Par ailleurs, Thierry Breton affirme n’avoir « absolument rien » contre le vaccin russe Spoutnik V, qu’une partie de l’opposition aimerait voir être utilisé par la France. Mais le problème est industriel, selon le commissaire européen. « Spoutnik est certainement un très bon vaccin, mais il faut le produire massivement. Les Russes ont déjà des grandes difficultés à le produire en masse pour eux. Ils n’ont vacciné qu’une petite dizaine de millions de leurs citoyens.

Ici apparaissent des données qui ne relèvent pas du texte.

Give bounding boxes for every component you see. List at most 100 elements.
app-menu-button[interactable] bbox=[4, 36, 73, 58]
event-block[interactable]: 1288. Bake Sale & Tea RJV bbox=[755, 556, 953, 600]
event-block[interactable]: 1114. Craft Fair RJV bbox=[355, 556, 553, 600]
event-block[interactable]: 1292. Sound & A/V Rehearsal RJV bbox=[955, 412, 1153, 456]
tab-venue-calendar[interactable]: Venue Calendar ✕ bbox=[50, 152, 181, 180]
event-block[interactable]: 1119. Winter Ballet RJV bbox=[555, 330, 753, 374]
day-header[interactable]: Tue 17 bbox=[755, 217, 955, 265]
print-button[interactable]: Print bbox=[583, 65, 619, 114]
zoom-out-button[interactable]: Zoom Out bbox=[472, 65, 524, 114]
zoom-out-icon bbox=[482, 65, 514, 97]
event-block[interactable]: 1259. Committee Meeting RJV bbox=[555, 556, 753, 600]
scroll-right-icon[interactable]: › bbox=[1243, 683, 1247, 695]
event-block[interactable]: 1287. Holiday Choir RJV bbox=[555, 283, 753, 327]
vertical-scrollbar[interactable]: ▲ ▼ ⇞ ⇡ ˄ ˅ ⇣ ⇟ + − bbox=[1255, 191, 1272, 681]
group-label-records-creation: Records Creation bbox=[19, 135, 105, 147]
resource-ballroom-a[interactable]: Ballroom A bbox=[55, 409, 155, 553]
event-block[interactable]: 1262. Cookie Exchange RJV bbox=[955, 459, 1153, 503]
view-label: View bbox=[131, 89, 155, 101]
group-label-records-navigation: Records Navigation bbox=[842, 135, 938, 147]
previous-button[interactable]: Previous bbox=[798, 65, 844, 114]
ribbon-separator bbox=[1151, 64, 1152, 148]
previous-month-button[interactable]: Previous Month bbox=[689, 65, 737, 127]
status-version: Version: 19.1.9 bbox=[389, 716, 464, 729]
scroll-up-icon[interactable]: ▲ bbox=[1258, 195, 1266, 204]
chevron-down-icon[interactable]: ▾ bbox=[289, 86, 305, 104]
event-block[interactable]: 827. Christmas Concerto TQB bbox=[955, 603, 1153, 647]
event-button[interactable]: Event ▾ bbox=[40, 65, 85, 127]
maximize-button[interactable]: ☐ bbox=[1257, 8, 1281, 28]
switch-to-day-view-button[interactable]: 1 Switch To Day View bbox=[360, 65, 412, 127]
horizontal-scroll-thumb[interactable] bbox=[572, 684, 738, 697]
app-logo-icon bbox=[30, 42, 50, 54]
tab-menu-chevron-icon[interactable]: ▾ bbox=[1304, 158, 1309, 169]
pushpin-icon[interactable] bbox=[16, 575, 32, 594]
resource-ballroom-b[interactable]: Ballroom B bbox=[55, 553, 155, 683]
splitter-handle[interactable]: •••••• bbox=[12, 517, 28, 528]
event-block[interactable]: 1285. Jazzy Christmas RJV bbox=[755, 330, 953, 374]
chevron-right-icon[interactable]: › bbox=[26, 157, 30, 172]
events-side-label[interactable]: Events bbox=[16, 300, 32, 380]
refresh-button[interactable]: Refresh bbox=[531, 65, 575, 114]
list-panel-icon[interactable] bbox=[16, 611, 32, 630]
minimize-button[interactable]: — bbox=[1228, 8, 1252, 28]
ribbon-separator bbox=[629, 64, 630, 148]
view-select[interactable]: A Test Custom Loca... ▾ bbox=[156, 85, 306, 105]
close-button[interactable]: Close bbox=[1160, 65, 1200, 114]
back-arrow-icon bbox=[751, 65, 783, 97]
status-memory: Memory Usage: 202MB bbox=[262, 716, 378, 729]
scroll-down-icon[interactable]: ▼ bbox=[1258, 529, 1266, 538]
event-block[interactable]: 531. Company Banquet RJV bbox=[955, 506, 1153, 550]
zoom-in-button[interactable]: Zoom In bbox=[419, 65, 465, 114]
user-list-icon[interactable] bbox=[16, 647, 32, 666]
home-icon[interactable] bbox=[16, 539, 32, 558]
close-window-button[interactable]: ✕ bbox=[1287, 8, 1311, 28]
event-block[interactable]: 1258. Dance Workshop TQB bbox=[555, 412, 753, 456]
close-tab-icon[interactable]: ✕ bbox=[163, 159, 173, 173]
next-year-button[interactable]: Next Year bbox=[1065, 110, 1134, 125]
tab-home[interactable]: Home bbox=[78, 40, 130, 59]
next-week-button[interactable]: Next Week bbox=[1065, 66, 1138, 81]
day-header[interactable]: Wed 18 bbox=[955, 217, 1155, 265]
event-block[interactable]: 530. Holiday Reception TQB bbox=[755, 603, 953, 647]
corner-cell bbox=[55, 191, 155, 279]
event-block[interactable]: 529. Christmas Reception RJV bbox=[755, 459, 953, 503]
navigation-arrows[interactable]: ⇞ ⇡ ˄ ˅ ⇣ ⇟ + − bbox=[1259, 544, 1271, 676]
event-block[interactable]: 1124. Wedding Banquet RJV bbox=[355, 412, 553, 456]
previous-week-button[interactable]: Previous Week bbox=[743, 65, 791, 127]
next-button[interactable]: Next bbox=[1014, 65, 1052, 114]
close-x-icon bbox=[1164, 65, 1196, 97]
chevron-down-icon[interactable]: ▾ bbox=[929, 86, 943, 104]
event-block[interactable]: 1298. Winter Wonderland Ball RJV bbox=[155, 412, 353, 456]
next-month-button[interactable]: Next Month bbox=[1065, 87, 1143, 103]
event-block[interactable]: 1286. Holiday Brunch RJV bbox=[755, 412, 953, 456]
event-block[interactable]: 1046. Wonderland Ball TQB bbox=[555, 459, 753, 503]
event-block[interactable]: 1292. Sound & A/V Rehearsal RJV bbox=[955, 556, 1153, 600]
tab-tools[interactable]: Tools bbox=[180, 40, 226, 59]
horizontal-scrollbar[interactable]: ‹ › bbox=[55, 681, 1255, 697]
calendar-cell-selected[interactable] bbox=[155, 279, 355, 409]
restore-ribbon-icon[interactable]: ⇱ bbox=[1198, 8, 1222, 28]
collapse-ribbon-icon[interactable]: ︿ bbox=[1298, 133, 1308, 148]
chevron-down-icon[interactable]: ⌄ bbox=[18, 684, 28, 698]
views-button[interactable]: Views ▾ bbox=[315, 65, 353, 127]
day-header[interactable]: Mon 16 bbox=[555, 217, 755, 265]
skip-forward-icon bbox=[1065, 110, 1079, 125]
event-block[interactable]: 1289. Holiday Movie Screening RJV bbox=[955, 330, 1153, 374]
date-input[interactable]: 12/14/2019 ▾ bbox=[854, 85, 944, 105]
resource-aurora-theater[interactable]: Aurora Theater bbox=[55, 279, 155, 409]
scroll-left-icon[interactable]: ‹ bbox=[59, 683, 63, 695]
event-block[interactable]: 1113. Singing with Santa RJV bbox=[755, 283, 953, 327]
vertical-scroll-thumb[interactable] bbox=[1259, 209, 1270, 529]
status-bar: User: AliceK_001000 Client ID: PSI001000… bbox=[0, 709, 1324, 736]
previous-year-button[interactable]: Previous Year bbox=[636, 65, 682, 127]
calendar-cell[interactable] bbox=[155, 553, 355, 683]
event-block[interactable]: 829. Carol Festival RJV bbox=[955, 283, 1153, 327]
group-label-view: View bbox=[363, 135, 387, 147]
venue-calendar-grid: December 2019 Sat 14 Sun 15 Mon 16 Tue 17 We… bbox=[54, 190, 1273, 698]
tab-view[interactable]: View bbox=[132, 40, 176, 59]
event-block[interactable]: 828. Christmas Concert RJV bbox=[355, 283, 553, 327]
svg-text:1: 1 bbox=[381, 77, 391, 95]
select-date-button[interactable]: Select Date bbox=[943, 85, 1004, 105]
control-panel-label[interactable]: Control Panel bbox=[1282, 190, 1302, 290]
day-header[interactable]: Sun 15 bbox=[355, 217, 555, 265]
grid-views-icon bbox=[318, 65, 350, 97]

Pour changer une ligne de production, c’est 10 à 12 mois », oppose-t-il.

Rejet des critiques sur la stratégie européenne

Thierry Breton défend également la stratégie vaccinale européenne avec vigueur, rejetant la faute sur l’entreprise pharmaceutique AstraZeneca en particulier. « La moitié des vaccins dans le monde ont été développés grâce à des fonds européens. C’est un peu une course Europe-USA qui est menée en parallèle », rétorque-t-il à une question de la sénatrice socialiste Laurence Harribey sur l’éventualité d’accorder des « licences gratuites » aux laboratoires pour accélérer la production. « Hélas non, car le problème est d’augmenter la production industrielle. Mais il y a un temps incompressible de 10 à 12 mois et toutes nos usines sont mobilisées », insiste-t-il.

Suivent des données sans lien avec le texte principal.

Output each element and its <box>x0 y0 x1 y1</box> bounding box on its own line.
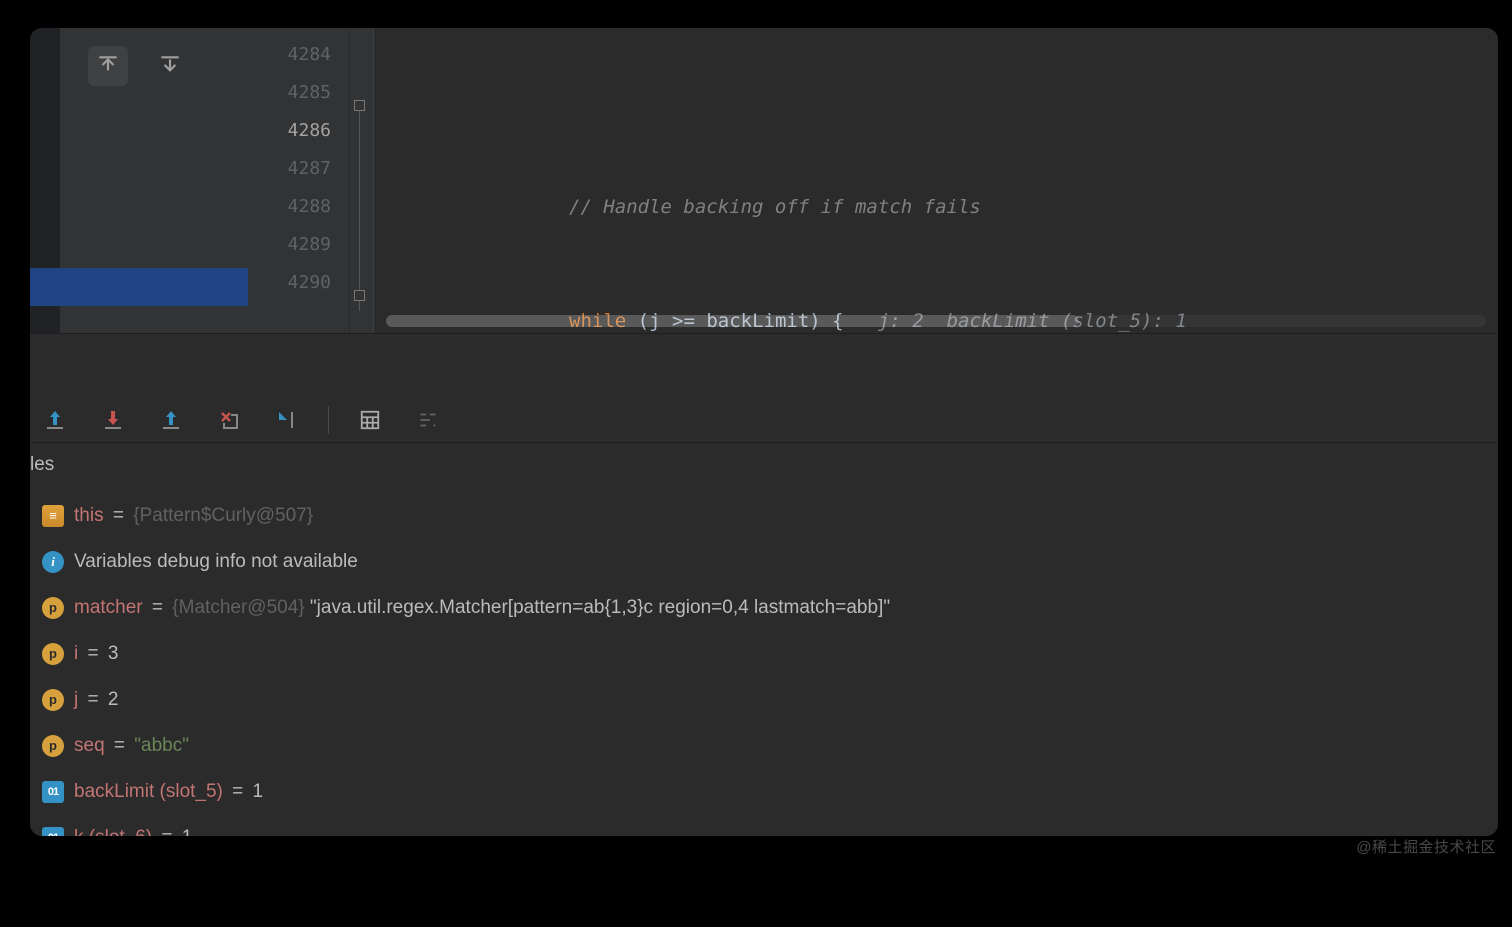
variable-row-seq[interactable]: p seq = "abbc" <box>42 723 1498 769</box>
run-to-cursor-icon[interactable] <box>270 403 304 437</box>
variables-tab[interactable]: les <box>30 443 1498 487</box>
variable-row-backlimit[interactable]: 01 backLimit (slot_5) = 1 <box>42 769 1498 815</box>
fold-gutter[interactable] <box>350 28 374 333</box>
param-icon: p <box>42 597 64 619</box>
line-number-current[interactable]: 4286 <box>248 112 349 150</box>
horizontal-scrollbar[interactable] <box>386 315 1486 327</box>
param-icon: p <box>42 643 64 665</box>
step-out-icon[interactable] <box>154 403 188 437</box>
variable-row-info: i Variables debug info not available <box>42 539 1498 585</box>
toolbar-separator <box>328 406 329 434</box>
line-number[interactable]: 4285 <box>248 74 349 112</box>
panel-divider[interactable] <box>30 333 1498 397</box>
variables-panel[interactable]: ≡ this = {Pattern$Curly@507} i Variables… <box>30 487 1498 836</box>
line-number[interactable]: 4288 <box>248 188 349 226</box>
line-number-gutter[interactable]: 4284 4285 4286 4287 4288 4289 4290 <box>248 28 350 333</box>
download-icon[interactable] <box>150 46 190 86</box>
info-icon: i <box>42 551 64 573</box>
step-over-icon[interactable] <box>38 403 72 437</box>
object-icon: ≡ <box>42 505 64 527</box>
code-editor[interactable]: 4284 4285 4286 4287 4288 4289 4290 // Ha… <box>30 28 1498 333</box>
fold-handle-icon[interactable] <box>354 290 365 301</box>
line-number[interactable]: 4284 <box>248 36 349 74</box>
param-icon: p <box>42 735 64 757</box>
evaluate-expression-icon[interactable] <box>353 403 387 437</box>
trace-icon[interactable] <box>411 403 445 437</box>
breakpoint-gutter[interactable] <box>30 28 60 333</box>
primitive-icon: 01 <box>42 827 64 836</box>
upload-icon[interactable] <box>88 46 128 86</box>
variables-tab-label: les <box>30 454 54 476</box>
fold-handle-icon[interactable] <box>354 100 365 111</box>
primitive-icon: 01 <box>42 781 64 803</box>
variable-row-j[interactable]: p j = 2 <box>42 677 1498 723</box>
code-content[interactable]: // Handle backing off if match fails whi… <box>374 28 1498 333</box>
watermark: @稀土掘金技术社区 <box>1356 836 1496 857</box>
step-into-icon[interactable] <box>96 403 130 437</box>
variable-row-k[interactable]: 01 k (slot_6) = 1 <box>42 815 1498 836</box>
variable-row-matcher[interactable]: p matcher = {Matcher@504} "java.util.reg… <box>42 585 1498 631</box>
drop-frame-icon[interactable] <box>212 403 246 437</box>
line-number[interactable]: 4289 <box>248 226 349 264</box>
variable-row-this[interactable]: ≡ this = {Pattern$Curly@507} <box>42 493 1498 539</box>
code-line[interactable]: // Handle backing off if match fails <box>374 188 1498 226</box>
ide-window: 4284 4285 4286 4287 4288 4289 4290 // Ha… <box>30 28 1498 836</box>
param-icon: p <box>42 689 64 711</box>
debugger-toolbar <box>30 397 1498 443</box>
line-number[interactable]: 4290 <box>248 264 349 302</box>
variable-row-i[interactable]: p i = 3 <box>42 631 1498 677</box>
line-number[interactable]: 4287 <box>248 150 349 188</box>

« Est-ce que l’Europe a été défaillante ? Elle aurait pu faire mieux si elle avait eu la Barda (bureau du département de la Santé et des Services sociaux des États-Unis) ? C’est clair. Mais qui a commandé en premier ? Le Royaume-Uni ou l’UE ? C’est l’UE », poursuit-il. Avant de revenir sur l’exemple des retards de livraisons de doses d’AstraZeneca. « Oxford voulait s’associer avec Merck. Il se trouve que le gouvernement britannique a mis son veto car Merck est un laboratoire américain et AstraZeneca est britannique. Nous avons commandé 120 millions de doses à AstraZeneca, et le Royaume-Uni a commandé ses doses. AstraZeneca a délivré ce qui était prévu au Royaume-Uni. Et en ce qui nous concerne, ils ont livré 30 millions au lieu de 120 millions de doses… S’ils nous avaient livré ce qui était prévu, on serait dans la situation de la Grande-Bretagne », cingle-t-il agacé, mettant clairement en cause l’entreprise britannique et son incapacité de fournir toutes les doses dans les temps impartis.

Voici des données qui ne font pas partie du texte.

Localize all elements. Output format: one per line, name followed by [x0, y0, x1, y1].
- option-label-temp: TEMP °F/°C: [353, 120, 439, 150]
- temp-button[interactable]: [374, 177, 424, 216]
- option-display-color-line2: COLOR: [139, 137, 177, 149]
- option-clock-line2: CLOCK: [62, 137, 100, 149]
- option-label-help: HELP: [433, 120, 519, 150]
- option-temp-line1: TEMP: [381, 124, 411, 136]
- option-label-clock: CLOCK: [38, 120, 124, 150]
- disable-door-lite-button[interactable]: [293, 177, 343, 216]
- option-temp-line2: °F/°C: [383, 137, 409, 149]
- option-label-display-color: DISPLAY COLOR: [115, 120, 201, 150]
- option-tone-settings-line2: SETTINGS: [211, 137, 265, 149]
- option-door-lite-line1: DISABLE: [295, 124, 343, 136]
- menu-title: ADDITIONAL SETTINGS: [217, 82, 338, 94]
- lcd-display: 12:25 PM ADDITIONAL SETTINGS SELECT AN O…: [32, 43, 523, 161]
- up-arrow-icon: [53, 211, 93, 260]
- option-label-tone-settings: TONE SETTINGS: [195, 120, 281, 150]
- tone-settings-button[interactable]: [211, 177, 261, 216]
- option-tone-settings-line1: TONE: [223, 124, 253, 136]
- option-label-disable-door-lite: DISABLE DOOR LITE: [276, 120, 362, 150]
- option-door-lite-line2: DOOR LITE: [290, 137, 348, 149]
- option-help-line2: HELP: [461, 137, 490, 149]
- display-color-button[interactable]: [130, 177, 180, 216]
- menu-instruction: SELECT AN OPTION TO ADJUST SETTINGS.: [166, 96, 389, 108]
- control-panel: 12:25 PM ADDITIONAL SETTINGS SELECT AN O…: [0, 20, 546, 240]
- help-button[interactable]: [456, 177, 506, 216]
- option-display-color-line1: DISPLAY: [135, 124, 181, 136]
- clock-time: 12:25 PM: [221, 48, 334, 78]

Quant à l’Etat d’Israël, plébiscité à travers le monde pour la rapidité de sa politique vaccinale, Thierry Breton souligne « qu’ils ont donné à Pfizer les données de santé de leurs concitoyens anonymement ». Ce qui aurait été inconcevable en Europe. Mais qu’on ne l’y reprenne plus : si jamais un nouveau vaccin est mis sur le marché, Thierry Breton jure qu’il demandera « immédiatement qu’on aille inspecter la chaîne de production ». Pour éviter une nouvelle déconvenue.